An 11-qubit atom processor in silicon
Hermann Edlbauer, Junliang Wang, A. M. Saffat‐Ee Huq, Ian Thorvaldson, Michael T. Jones, S. H. Misha, William J. Pappas, Christian M. Moehle, Yu‐Ling Hsueh, Henric Bornemann, S. K. Gorman, Yousun Chung, J. G. Keizer, Ludwik Kranz, M. Y. Simmons
Abstract
Abstract Phosphorus atoms in silicon represent a promising platform for quantum computing, as their nuclear spins exhibit coherence times over seconds 1,2 with high-fidelity readout and single-qubit control 3 . By placing several phosphorus atoms within a radius of a few nanometres, they couple by means of the hyperfine interaction to a single, shared electron.
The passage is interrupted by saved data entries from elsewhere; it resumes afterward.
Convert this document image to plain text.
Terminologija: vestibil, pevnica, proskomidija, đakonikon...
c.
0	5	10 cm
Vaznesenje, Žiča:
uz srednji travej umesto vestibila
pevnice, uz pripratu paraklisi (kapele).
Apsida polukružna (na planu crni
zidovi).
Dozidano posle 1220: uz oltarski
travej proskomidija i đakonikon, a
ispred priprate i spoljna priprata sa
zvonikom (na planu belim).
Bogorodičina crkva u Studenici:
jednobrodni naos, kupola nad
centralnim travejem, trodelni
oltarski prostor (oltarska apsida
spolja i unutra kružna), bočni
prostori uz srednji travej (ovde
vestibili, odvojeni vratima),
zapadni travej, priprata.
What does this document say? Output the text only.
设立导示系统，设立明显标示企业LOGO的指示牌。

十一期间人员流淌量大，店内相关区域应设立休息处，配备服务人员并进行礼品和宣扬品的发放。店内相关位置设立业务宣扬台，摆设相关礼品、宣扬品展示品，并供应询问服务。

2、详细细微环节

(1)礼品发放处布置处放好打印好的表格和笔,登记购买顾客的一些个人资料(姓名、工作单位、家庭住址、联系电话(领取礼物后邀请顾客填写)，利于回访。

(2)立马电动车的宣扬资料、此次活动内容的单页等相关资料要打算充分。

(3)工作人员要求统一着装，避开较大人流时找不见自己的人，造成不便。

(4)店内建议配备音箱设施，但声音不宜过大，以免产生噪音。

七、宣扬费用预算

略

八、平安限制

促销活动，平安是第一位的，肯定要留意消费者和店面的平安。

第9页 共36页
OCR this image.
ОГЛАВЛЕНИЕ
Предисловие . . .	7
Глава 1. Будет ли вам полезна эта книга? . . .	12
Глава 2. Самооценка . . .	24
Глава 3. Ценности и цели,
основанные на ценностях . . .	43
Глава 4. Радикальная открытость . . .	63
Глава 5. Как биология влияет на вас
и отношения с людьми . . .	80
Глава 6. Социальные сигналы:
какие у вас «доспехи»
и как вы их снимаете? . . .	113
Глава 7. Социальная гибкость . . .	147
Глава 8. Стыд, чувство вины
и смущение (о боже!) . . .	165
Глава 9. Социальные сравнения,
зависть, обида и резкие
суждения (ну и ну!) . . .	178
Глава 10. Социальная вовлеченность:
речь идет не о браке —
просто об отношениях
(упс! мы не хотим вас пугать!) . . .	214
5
Such a nuclear spin register enables high-fidelity multi-qubit control 4 and the execution of small-scale quantum algorithms 5 . An important requirement for scaling up is the ability to extend high-fidelity entanglement non-locally across several spin registers. Here we address this challenge with an 11-qubit atom processor composed of two multi-nuclear spin registers that are linked by means of electron exchange interaction. Through the advancement of calibration and control protocols, we achieve single-qubit and multi-qubit gates with all fidelities ranging from 99.10% to 99.99%. By entangling all combinations of local and non-local nuclear-spin pairs, we map out the performance of the processor and achieve state-of-the-art Bell-state fidelities of up to 99.5%. We then generate Greenberger–Horne–Zeilinger (GHZ) states with an increasing number of qubits and show entanglement of up to eight nuclear spins. By establishing high-fidelity operation across interconnected nuclear spin registers, we realize a key milestone towards fault-tolerant quantum computation with atom processors.